(Publicado en Diario16 el 16 de diciembre de 2022)
“Intentaron parar la democracia con tricornios y hoy lo han intentado con togas”, espetó el portavoz socialista en el Congreso, Felipe Sicilia, tras el golpe institucional que el Partido Popular, Vox y Ciudadanos trataron de dar ayer por la vía judicial. La afirmación, una verdad como un castillo para qué vamos a negarlo, encendió los ánimos de sus señorías de la bancada conservadora y ultra, y el hemiciclo acabó convirtiéndose en una trinchera que ni las de Ucrania. Arrimadas comparó a la presidenta Batet con Carme Forcadell, Cuca Gamarra sacó su estilo más flamenco y hooligan, y el ruido, los insultos e improperios por ambas partes lo invadieron todo. Por un momento la democracia se evaporó de la manera más triste y terrible y volvieron los gañidos y ecos de aquellos oscuros tiempos anteriores a nuestra Guerra Civil, cuando el odio entre los padres de la patria se contagió a todo un pueblo.
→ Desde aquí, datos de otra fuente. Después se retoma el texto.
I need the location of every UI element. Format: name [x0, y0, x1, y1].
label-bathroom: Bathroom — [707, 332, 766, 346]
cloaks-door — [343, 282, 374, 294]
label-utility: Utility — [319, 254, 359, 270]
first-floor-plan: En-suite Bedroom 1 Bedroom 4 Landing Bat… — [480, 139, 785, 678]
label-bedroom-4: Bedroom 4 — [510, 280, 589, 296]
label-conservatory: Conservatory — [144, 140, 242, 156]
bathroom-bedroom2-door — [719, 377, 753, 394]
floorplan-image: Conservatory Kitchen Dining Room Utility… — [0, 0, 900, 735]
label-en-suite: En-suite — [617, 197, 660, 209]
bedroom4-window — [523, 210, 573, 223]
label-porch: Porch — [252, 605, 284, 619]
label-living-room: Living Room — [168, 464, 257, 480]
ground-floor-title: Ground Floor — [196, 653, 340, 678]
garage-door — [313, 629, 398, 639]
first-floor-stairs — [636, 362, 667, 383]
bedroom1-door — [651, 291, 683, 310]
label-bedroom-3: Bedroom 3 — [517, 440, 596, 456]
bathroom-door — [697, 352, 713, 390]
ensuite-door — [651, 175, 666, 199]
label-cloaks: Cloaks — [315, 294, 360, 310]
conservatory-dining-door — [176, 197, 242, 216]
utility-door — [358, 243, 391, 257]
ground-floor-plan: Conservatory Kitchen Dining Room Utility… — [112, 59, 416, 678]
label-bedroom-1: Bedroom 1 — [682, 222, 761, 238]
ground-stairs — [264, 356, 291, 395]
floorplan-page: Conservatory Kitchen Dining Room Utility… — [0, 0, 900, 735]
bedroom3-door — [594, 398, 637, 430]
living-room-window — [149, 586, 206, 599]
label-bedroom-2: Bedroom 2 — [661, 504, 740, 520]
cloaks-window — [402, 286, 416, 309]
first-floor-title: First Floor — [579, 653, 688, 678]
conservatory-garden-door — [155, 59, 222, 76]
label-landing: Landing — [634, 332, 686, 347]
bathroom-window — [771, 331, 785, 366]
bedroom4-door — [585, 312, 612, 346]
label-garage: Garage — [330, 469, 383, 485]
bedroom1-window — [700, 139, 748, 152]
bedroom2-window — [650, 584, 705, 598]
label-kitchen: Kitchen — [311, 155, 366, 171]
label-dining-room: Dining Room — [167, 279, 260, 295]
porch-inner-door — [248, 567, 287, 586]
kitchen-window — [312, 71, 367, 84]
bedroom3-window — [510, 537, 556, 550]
Vox había conseguido lo que quería: convertir las Cortes Nacionales en un ring, consumar su retorno al pasado y reinstaurar el guerracivilismo más ciego y feroz.
No les gustó a populares, voxistas y naranjas que Sicilia los acusara de sacar a pasear a la Brunete judicial, a sus tenientes coroneles con toga. Por la noche, Pedro Sánchez corroboraba esa tesis, aunque midiendo algo más sus palabras, al denunciar una operación o “complot de la derecha política, judicial y mediática” para, mediante la instrumentalización del Tribunal Constitucional de mayoría conservadora, impedir que el Parlamento apruebe las reformas exprés de los delitos de sedición y malversación y del Poder Judicial. Ya no hay ninguna duda de que eso es precisamente lo que está en marcha en España: una cruenta conspiración de grupos reaccionarios, marcadamente trumpistas, para derribar a un Gobierno de coalición que siempre han considerado ilegítimo por rojo, comunista, podemita y masón. Es decir, fascismo puro y duro.
No le demos ya más vueltas. La derecha española no hizo la Transición como es debido, de modo que cuando se declaran constitucionalistas y demócratas todo eso no es más que postureo, apariencia y ficción. Y no hablamos solo de las fuerzas ultraderechistas que siempre estuvieron ahí, hibernadas, aletargadas, dispuestas a renacer de sus cenizas para continuar con el régimen anterior. El PP ha tenido más de cuatro décadas para rehabilitarse, romper con el padre fundador (un ministro franquista) y homologarse a la derecha más aseada de la Europa civilizada. No lo ha hecho. Y lejos de evolucionar hacia el respeto a las reglas de juego democrático, hacia la condena sin ambages de la dictadura y la aceptación de que la historia fue como fue, no como los ideólogos ultras del revisionismo histórico pretenden reescribirla, el enfermo ha ido a peor hasta el punto de que hoy, ya sin complejos, febriles y subidos al enloquecido tanque de Vox, parecen dispuestos a todo. Hasta llegaron a oponerse a la exhumación de los restos de Franco del Valle de los Caídos. Con eso está todo dicho sobre el nivel democrático de esta gente.
Lo que se vivió ayer en el Congreso, quizá la página más desoladora desde que se instauró el régimen del 78, fue la etapa terminal de una enfermedad degenerativa. Desde que Mariano Rajoy fue descabalgado del poder en una moción de censura tan impecable desde el punto de vista moral (el hedor a corrupción ya no podía aguantarse por más tiempo) como ajustada al reglamento parlamentario, los populares no han reconocido la legitimidad del Gobierno de coalición. Ese resentimiento quedó ahí, enquistado, y más tarde lo llevaron hasta las propias urnas, donde perdieron claramente frente a las izquierdas. Debieron haber aceptado la derrota con deportividad y espíritu democrático, asumiendo que los españoles los enviaban a la oposición para que hicieran la reflexión pertinente en la silla de pensar. Tampoco lo hicieron, es más, a día de hoy siguen negando las sentencias judiciales que condenan al partido a título lucrativo como responsable último de la corrupción de aquellos años. A partir de ahí se echaron al monte con todas las consecuencias y saltándose todas las líneas rojas. Pablo Casado entró en una espiral delirante para tratar de derribar al Gobierno que, como decimos, siempre consideró ilegítimo. Se negó a colaborar en la superación de la pandemia, dando la espalda al Ejecutivo y lo que es todavía peor, a su propio país que pedía a gritos unidad en horas dramáticas; intrigó para que la Unión Europea retirara los fondos de ayuda a España; y bloqueó la renovación de los altos cargos del Poder Judicial (a día de hoy Feijóo sigue por esa misma senda enloquecida).